Nous ne pouvons pas déterminer avec exactitude quand l’histoire de la lingerie a commencé, mais les premières traces remontent à l’Égypte antique et datent de 3 000 ans avant Jésus-Christ. Les tuniques étaient considérées comme un symbole de statut social pour les Égyptiens et étaient portées par les femmes de haut rang.
Elles étaient étroites et s’étendaient du dessous de la poitrine jusqu’aux chevilles, maintenues par des lanières croisées au niveau des épaules ; les bijoux, les parfums et le maquillage constituaient les armes de séduction des Égyptiennes.
Les esclaves et les servantes ne portaient aucun vêtement ; elles ne portaient qu’un pagne ou étaient nues, le corps à nu.
D’autres vestiges de sous-vêtements de l’Antiquité remontent à l’an 200 av. J.-C. : une figurine découverte en Crète représente ce que l’on considère comme le précurseur du corset, un vêtement similaire au corset, ainsi qu’un crinoline (structure composée de jupes superposées) qui maintenait et rehaussait la poitrine nue.
Les premiers tissus utilisés pour confectionner les sous-vêtements étaient le cuir, le lin et le coton.
On suppose que les chemises intérieures en lin existaient déjà en 1360 avant J.-C., puisque le pharaon Toutankhamon en portait une dans sa tombe.
GRÈCE
Les Grecs, grâce à leurs contacts avec les peuples orientaux, ont adapté les tuniques.
Les femmes de la Grèce classique, même si, dans la Grèce antique, elles portaient une bande croisée sur les épaules et le long de la poitrine, et même si elles ne connaissaient pas la notion de sous-vêtements telle que nous la concevons aujourd’hui, savaient déjà comment se rendre irrésistibles.
Elles portaient également un autre vêtement, appelé « zoster », ou ceinture, qui consistait en une longue bande de tissu brodée, presque toujours en lin blanc, que les jeunes femmes célibataires nouaient autour de leur taille. Ce vêtement revêtait une grande valeur symbolique liée à la virginité.
Pour les femmes mariées, il existait l’« apodesmo » (une sorte de ceinture ou de bande autour de la poitrine, richement ornée de rubans de toutes les couleurs) et le « mastodeton » (une bande servant à aplatir la poitrine).
L’un des grands auteurs grecs, Homère, nous raconte dans l’une de ses magnifiques œuvres littéraires classiques comment la déesse de l’amour, Aphrodite, a prêté son incroyable ceinture, le « zoster », qui soulignait à la perfection sa taille plus que féminine, à Héra, qui est, dans la mythologie grecque, l’épouse de Zeus.
Avec ce vêtement, Héra souhaitait reconquérir Zeus.

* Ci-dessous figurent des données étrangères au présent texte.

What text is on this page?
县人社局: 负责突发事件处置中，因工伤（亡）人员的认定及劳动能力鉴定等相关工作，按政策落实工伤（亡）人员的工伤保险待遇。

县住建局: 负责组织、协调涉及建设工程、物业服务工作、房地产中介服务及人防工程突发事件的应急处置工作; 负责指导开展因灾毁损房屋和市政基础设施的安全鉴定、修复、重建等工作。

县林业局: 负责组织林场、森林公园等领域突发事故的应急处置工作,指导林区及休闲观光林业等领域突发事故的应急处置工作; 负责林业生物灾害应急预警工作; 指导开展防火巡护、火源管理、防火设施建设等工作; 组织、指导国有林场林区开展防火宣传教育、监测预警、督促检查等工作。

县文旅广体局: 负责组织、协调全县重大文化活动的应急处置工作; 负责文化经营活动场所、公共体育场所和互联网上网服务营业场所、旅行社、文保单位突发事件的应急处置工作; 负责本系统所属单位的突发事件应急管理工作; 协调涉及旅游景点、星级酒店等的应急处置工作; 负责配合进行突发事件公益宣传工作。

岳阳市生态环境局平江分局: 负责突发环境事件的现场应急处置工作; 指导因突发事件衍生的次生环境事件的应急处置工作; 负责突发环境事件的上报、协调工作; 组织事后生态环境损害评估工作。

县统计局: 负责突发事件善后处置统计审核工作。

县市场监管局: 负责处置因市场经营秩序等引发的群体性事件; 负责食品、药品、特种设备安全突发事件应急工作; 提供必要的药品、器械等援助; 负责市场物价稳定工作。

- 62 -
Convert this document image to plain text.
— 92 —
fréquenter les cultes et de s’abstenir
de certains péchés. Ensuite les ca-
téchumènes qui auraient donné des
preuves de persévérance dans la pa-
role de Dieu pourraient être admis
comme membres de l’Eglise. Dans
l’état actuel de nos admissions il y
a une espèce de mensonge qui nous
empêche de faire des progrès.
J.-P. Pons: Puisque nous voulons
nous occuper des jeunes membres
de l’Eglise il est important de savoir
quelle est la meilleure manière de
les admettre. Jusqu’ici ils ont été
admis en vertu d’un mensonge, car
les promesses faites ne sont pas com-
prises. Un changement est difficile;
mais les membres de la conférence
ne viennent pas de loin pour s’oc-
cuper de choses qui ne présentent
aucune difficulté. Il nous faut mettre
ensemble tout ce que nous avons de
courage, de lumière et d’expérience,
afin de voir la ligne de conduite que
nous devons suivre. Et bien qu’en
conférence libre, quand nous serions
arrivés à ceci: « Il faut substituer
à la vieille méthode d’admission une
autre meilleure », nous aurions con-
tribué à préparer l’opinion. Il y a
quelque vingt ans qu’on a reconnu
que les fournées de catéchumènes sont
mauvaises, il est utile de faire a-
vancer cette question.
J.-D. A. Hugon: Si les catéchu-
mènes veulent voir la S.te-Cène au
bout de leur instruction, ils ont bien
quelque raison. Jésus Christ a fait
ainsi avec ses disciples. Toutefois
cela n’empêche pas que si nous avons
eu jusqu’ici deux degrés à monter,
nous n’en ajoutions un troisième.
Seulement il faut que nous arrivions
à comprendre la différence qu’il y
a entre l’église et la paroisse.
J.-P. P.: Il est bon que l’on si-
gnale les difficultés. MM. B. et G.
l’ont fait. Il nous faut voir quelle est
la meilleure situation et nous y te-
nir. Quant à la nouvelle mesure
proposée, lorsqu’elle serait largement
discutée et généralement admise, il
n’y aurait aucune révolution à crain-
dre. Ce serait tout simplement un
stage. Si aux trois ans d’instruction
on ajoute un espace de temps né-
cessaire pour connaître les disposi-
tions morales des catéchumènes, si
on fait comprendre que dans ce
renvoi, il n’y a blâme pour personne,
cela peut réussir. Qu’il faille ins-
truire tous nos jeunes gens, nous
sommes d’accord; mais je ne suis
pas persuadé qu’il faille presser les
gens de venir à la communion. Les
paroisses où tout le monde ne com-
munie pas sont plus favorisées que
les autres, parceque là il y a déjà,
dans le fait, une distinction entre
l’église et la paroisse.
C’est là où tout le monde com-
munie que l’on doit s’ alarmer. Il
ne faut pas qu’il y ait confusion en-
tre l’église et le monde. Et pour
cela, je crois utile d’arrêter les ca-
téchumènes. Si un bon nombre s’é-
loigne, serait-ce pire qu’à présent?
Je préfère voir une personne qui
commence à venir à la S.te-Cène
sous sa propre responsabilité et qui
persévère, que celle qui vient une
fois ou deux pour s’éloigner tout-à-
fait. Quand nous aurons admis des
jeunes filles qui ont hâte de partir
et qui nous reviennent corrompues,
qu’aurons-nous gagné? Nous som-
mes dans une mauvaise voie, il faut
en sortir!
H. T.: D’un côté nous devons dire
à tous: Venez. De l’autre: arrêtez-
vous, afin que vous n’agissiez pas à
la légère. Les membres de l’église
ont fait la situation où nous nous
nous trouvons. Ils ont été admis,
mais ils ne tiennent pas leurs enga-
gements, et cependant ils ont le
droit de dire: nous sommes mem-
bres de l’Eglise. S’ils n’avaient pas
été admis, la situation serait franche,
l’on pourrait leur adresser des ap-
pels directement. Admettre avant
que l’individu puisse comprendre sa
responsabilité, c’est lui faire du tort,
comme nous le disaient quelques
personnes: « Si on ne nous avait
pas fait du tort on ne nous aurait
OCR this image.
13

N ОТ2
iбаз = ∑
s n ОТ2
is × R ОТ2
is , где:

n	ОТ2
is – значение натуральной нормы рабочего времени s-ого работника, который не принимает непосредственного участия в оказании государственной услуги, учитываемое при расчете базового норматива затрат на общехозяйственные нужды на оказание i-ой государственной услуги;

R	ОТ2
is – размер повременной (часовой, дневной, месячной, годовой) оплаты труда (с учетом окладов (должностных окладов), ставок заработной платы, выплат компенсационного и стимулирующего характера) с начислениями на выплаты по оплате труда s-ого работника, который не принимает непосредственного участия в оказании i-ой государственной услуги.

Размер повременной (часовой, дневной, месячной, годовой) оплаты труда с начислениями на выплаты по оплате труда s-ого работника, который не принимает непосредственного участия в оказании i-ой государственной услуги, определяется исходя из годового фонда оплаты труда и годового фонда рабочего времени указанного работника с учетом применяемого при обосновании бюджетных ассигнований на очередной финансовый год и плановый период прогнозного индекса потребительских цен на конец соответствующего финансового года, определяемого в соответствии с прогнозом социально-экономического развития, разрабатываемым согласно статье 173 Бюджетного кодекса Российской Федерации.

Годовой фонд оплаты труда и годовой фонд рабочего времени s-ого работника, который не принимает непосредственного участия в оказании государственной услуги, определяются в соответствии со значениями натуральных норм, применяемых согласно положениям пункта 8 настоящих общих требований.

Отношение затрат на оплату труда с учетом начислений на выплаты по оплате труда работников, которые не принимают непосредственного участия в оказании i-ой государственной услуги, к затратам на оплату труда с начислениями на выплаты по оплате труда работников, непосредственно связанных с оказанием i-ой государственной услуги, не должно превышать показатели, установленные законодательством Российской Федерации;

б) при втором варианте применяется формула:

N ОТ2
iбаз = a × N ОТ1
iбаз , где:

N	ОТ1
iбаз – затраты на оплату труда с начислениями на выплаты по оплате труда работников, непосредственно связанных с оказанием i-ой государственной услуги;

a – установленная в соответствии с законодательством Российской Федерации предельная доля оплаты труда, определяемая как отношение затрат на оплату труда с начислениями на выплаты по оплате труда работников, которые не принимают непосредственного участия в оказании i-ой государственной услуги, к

Lorsque le grand dieu Zeus vit Héra porter ce vêtement si sensuel, il tomba à ses pieds, brûlant d’amour et fou de désir, se laissant captiver par la grande beauté de son épouse Héra.
ROME
Les femmes de Rome ont suivi la mode des Grecques et le vêtement féminin qu’elles portaient était le « cestus », qui s’avère très similaire au zoster des Grecques, mais plus large.
Parmi les autres pièces de la lingerie des Romaines de l’Antiquité figuraient le « mamillere » et la « fascia », qui étaient des bandes de tissu serrées destinées à soutenir et à rehausser la poitrine. Elles portaient des sous-vêtements en lin ou en cuir, le « subligar », une sorte de culotte, et la « subucula », une tunique intérieure en lin ou en cuir, semblable à un t-shirt en coton ou en laine, qui servait également de chemise de nuit.
Mosaïque de la Villa Romana del Casale datant de l’an 400 après J.-C., sur laquelle figurent plusieurs femmes portant ce qui semble être des bikinis ou des ensembles de lingerie.
En fonction du pouvoir d’achat des femmes de l’époque, il était possible de déterminer leur état civil ainsi que leur position sociale.
Par exemple, les grandes dames fortunées de l’époque portaient des sous-vêtements richement ornés d’accessoires ; le soin apporté à leur corps, qu’elles gardaient toujours épilé, revêtait une grande importance en tant que luxe, et elles le couvraient, notamment au niveau du cou et des bras, des bijoux les plus raffinés.
Les toges étaient portées par les hommes, mais les prostituées ou les escortes de l’époque, étaient tenues de porter une toge courte et de couleur sombre et ne pouvaient pas porter de corsage, afin de se distinguer des femmes honnêtes. Les peintures de Pompéi en témoignent : on ne pouvait d’ailleurs les toucher qu’avec la main droite, car la main gauche était réservée aux femmes honorables.
CHINE
Les sous-vêtements des femmes chinoises se distinguent par leur style ingénieux, leurs couleurs vives et la finesse de leurs ornements.
Les femmes chinoises reflétaient la manière raffinée dont elles s’exprimaient sur la vie, la beauté et l’amour.
Les sous-vêtements féminins étaient étroitement liés aux rituels et au rang des femmes de cette classe sociale, et leur utilisation dépendait de leurs émotions et de leurs sentiments ; les femmes chinoises, quel que soit leur rang, considéraient les sous-vêtements comme une forme d’expression, riche en ornements.
Les principaux styles et structures des sous-vêtements chinois reposaient soit sur une pièce unique à l’avant couvrant la poitrine et le pubis, soit sur une tunique couvrant à la fois le torse et le dos.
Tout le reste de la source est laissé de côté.